For this reason he sees Black Lives Matter as a wake-up call. “It forces us to face the fact that discrimination and racism are closer to home than you think. Our message to the outside world is clear: discrimination is not allowed, this is anchored in our constitution. But the Executive Board’s call for reflection is expressly directed at our internal community, to our staff and students. Let us seize this as an opportunity to talk about how we deal with racism as a university and what problems we encounter in our thinking and our actions.” Prejudices, for example, are something we all hold. “Things you are not familiar with from your own culture can create feelings of insecurity that lead to caution or reserve. We need to be aware that this can easily result in discrimination and racism. It’s not enough to say that this is not allowed, it’s about adjusting our behaviour and becoming aware of our own prejudices.”

So how should we tackle it? “That is something we are struggling with”, admits Mudde. “As executive board members, you can call us to account on this, and we can draw up procedures and appoint confidential advisors. And we do all these things, but that doesn’t eliminate the problem. As an institute we also need to carry out an active policy of equal opportunities, for example using grants or Fellowships. But racism is not just a matter for the governors, it is something we need to fight together as a community. We all need to look in the mirror and reflect on how we intend to do this.”

Begin at the gate
Particularly in the upper echelons, TU Delft is a predominantly white organisation. “I took my degree in the 1970s; back then you hardly saw any people of colour at the university, so it’s hardly surprising that all the governors here now are white. There’s no getting away from that, but looking back in accusation is not productive”, feels Mudde. “To make sure things are different for future generations of university governors we need to act now, beginning at the gate. After all, it’s a bit strange that we are situated between two very multicultural cities yet this is so little reflected in our student intake. We, the executive board, feel that this is a task for us, because we should be here for all students.”

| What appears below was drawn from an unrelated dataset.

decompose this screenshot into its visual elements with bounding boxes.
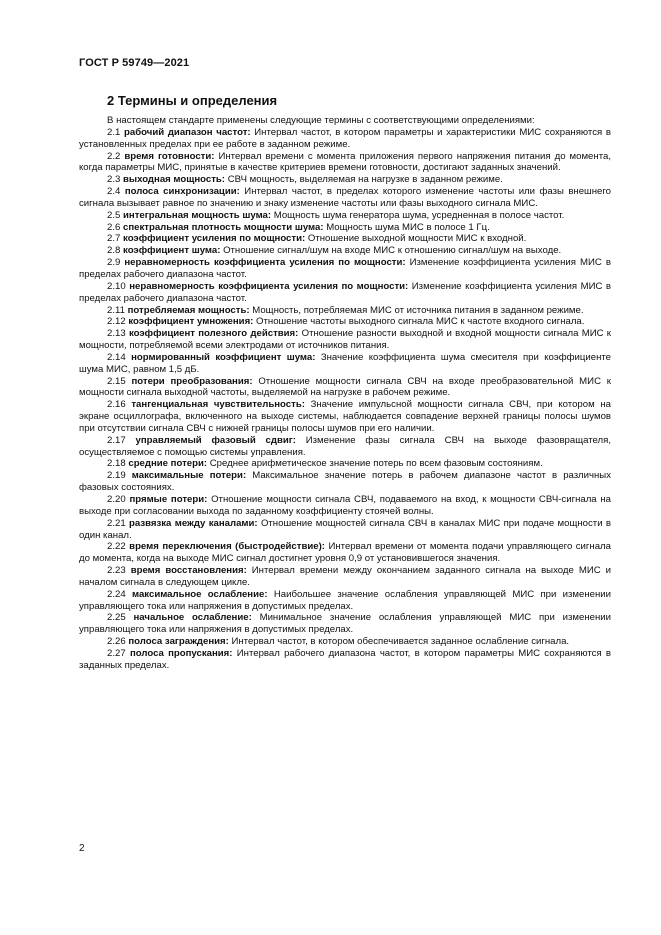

The way our education is organised means there are many selection points from a young age. Mudde: “These put children from higher social circles at an enormous advantage. I am looking for students who have talent and interests, full stop. Minority students from Rotterdam-Zuid, for example, have had to surmount so many obstacles along the way before applying at TU Delft that they don’t even make it to the gate.” So the selection process that is meant to ensure pupils and students find the place in our education system where they can develop to the best of their ability, inadvertently reinforces selection along social and ethnic lines. “How can we help these groups? At TU Delft we have not yet found an answer to this, and as a consequence we do not see a reflection of society in our student population. We have a lot of ground to make up here. Our own selection for admission probably suffers just as much from implicit biases: how can we recognise these and what can and must we do about it? We don’t have a ready-made answer to these questions either.”

According to Mudde, the way forward is to be found in dialogue. “A dialogue that begins with looking in the mirror. What prejudices do I hold? Even just acknowledging that these prejudices exist is a step in the right direction. Let us firmly seize this opportunity to help this dialogue progress further.” This is a task for the entire TU Delft community, led by the TU Delft Diversity Office. On 19 June, Mudde will make a start by engaging the African students in a discussion, because the last thing we need is for this to remain a cosy chat between white university governors. “Only by entering into discussion with the entire community can we find out where and how things can and must change.”